Global Consumer Acquisition Corp. cancelled the acquisition of Luminex Home Décor & Fragrance Holding Corporation from Centre Lane Partners, LLC, The Carlyle Group Inc. (NasdaqGS:CG) and others.
As per the filings on Luminex stockholder has already approved the Luminex Business Combination. The transaction has been unanimously approved by the Board of Directors of GACQ and is still subject to regulatory and stockholder approvals and other customary closing conditions. GACQ Board formed the Fairness Opinion Committee comprised of the Independent Directors of the GACQ Board and disinterested directors in the business combinations with Luminex. The shareholders meeting of GACQ is scheduled on November 10, 2022. The deal is expected to close in early 2022. As of June 24, 2022, the expected closing of the transaction is extended to August 15, 2022. As of August 21, 2022, the expected closing of the transaction is extended to December 11, 2022. The transaction is expected to provide Ascense Brands with approximately $117.5 million in cash proceeds.
As on September 27, 2022, Global Consumer Acquisition Corp. and Luminex Home Décor & Fragrance Holding Corporation entered into an third Amendment to Stock Purchase Agreement in which, the condition precedent requiring Global Consumer Acquisition Corp. to obtain financing of at least $180 Million in cash proceeds is removed and provide that Global Consumer Acquisition Corp. is to use commercially reasonable efforts to secure additional financing. As of November 28, 2022, Luminex Seller sent a notice to the Global Consumer Acquisition Corp. purporting to terminate the Luminex SPA pursuant to Section 8.2(b) thererof, alleging certain breaches by the Company of one or more representations, warranties, agreements or covenants contained in the Luminex SPA. On December 6, 2022, the Company sent a reply to Luminex Seller rejecting the Notice and stating that the claims in the Notice have no basis. Pursuant to its charter, if the Company does not consummate an initial business combination by December 11, 2022, the Company will be required to dissolve and liquidate as soon as reasonably practicable.
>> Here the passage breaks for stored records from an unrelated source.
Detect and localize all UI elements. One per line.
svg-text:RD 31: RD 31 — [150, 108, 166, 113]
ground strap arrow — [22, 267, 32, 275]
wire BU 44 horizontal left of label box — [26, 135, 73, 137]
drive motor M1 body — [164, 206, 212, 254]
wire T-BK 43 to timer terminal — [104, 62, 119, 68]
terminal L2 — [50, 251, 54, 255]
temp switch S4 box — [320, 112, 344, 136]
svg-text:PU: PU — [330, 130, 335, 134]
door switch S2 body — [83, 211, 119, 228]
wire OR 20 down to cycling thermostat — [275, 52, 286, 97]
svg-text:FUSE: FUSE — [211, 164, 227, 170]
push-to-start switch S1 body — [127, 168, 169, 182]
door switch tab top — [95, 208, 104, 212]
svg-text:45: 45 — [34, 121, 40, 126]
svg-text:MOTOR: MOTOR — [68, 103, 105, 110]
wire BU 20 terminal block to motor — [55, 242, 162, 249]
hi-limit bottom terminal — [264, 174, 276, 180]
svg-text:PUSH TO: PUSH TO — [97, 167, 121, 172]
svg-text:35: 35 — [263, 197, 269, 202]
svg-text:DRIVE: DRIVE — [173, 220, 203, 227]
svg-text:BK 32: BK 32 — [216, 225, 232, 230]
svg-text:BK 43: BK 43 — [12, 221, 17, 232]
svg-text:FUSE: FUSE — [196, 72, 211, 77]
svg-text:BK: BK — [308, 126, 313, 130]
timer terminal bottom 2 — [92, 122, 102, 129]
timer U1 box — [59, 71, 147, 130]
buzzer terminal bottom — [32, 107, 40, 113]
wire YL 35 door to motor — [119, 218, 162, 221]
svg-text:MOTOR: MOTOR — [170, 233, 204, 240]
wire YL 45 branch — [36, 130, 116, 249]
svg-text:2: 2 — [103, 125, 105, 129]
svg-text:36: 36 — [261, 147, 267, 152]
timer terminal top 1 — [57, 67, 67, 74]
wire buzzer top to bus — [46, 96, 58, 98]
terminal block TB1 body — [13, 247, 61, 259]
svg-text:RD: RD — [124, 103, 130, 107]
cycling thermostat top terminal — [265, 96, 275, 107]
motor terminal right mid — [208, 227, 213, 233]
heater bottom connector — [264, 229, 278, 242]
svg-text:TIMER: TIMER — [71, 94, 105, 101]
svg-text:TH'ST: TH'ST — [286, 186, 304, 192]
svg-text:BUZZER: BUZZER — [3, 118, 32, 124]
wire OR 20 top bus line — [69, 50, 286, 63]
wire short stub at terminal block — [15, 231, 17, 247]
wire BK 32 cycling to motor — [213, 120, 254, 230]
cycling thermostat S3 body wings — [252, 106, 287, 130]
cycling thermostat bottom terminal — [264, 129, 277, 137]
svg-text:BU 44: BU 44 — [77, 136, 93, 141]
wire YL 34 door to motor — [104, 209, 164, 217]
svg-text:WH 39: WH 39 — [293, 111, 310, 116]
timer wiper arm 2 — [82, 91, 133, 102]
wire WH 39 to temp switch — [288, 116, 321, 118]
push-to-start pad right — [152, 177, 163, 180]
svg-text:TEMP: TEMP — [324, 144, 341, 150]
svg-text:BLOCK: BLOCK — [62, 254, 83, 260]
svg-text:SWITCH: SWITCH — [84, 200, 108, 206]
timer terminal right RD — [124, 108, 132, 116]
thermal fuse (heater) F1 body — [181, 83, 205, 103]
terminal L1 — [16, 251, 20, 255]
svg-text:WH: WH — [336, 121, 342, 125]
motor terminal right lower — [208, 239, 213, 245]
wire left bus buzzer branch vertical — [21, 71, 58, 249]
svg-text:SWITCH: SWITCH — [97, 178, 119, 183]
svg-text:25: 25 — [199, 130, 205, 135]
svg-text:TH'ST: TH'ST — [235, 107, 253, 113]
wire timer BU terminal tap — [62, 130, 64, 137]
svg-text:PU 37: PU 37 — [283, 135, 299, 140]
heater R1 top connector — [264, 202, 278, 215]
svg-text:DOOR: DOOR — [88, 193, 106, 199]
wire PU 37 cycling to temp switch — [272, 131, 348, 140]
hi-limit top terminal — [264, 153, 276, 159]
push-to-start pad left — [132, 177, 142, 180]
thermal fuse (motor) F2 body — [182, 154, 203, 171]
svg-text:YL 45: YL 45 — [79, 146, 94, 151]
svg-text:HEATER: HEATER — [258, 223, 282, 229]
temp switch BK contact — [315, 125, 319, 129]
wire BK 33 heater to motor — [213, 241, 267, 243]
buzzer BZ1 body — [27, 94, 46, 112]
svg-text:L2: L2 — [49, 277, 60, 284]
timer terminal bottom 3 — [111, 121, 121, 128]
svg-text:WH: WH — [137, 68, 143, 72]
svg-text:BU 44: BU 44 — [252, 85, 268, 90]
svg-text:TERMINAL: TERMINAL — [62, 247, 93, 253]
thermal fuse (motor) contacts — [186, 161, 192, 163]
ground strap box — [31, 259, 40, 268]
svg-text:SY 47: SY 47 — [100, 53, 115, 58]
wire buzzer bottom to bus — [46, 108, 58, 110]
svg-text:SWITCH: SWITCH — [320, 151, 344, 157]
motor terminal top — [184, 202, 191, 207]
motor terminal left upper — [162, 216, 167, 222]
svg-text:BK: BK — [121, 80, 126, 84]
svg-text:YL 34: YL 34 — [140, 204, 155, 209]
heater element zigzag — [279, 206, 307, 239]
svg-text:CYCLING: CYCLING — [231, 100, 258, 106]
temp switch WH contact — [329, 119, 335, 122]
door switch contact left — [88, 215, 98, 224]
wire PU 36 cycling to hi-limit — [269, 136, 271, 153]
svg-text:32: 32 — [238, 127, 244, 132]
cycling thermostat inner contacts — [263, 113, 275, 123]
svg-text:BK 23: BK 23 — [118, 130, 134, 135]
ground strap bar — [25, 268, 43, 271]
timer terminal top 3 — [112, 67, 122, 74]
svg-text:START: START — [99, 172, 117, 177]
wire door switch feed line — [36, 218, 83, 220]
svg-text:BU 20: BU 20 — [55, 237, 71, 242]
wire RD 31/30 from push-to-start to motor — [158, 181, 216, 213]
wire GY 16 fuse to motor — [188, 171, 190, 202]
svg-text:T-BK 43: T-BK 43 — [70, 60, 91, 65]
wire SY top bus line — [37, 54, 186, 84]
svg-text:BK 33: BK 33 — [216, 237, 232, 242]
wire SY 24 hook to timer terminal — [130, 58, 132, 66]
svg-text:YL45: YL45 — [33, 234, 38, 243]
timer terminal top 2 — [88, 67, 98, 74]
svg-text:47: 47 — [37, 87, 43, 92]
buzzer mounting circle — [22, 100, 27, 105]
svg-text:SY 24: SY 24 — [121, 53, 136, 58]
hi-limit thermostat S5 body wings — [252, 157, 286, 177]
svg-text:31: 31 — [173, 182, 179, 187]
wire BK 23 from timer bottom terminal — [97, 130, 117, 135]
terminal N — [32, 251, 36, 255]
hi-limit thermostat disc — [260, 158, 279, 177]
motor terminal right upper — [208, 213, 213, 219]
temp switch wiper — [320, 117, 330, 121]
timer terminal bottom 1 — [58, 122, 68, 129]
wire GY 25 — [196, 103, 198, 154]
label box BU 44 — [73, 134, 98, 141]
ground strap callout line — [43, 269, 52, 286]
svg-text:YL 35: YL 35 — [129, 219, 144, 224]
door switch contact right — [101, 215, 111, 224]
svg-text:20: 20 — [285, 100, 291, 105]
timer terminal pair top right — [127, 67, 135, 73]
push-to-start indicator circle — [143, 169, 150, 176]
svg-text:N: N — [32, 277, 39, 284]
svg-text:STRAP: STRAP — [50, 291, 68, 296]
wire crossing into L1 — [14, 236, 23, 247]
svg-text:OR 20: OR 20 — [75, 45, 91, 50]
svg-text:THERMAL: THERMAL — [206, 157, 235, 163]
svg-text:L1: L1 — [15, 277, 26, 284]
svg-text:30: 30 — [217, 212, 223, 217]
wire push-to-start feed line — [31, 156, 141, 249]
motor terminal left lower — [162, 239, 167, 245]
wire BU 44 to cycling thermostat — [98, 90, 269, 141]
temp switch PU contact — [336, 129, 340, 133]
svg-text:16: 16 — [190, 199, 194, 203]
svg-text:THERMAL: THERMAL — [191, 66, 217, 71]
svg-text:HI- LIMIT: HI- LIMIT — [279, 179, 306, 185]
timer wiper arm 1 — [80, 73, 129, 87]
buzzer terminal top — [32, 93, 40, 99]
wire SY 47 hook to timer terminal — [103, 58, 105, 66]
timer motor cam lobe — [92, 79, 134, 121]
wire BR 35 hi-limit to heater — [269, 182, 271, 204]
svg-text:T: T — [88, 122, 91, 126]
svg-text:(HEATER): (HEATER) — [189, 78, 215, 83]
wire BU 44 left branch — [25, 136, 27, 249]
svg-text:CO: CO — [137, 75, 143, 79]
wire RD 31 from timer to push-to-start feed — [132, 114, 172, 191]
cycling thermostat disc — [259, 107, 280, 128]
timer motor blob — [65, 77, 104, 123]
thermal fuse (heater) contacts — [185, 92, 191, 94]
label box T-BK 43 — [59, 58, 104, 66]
Jason R. Grove of Jones Day acted as legal advisor to Luminex while Mitchell Nussbaum of Loeb & Loeb LLP acted as legal advisor to Global Consumer. Whitewater Corporate Advisory Private Limited acted as financial advisor to GACQ. Deloitte Touche (US) acted as due diligence provider and Crowe LLP acted as accountant to Luminex. Loeb & Loeb LLP, Loyens & Loeff N.V., Cassels Brock & Blackwell LLP, Cassels Brock & Blackwell LLP, International Counsels Advocates & Legal Consultants and Shardul Amarchand Mangaldas & Co acted as due diligence providers to GACQ. GACQ has engaged Advantage Proxy to assist in the solicitation of proxies for the Meeting. GACQ has agreed to pay Advantage Proxy a fee of $10,000, plus, disbursements, and will reimburse Advantage Proxy for its reasonable out-of-pocket expenses. Continental Stock Transfer & Trust Company acted as transfer agent to GACQ. GACQ paid BDO USA, LLP a non-contingent, fixed fee of $320,000 as compensation for the delivery of the fairness opinion.
Global Consumer Acquisition Corp. cancelled the acquisition of Luminex Home Décor & Fragrance Holding Corporation from Centre Lane Partners, LLC, The Carlyle Group Inc. (NasdaqGS:CG) and others on February 1, 2023. The deal fell apart because Global Consumer was unable to secure financing.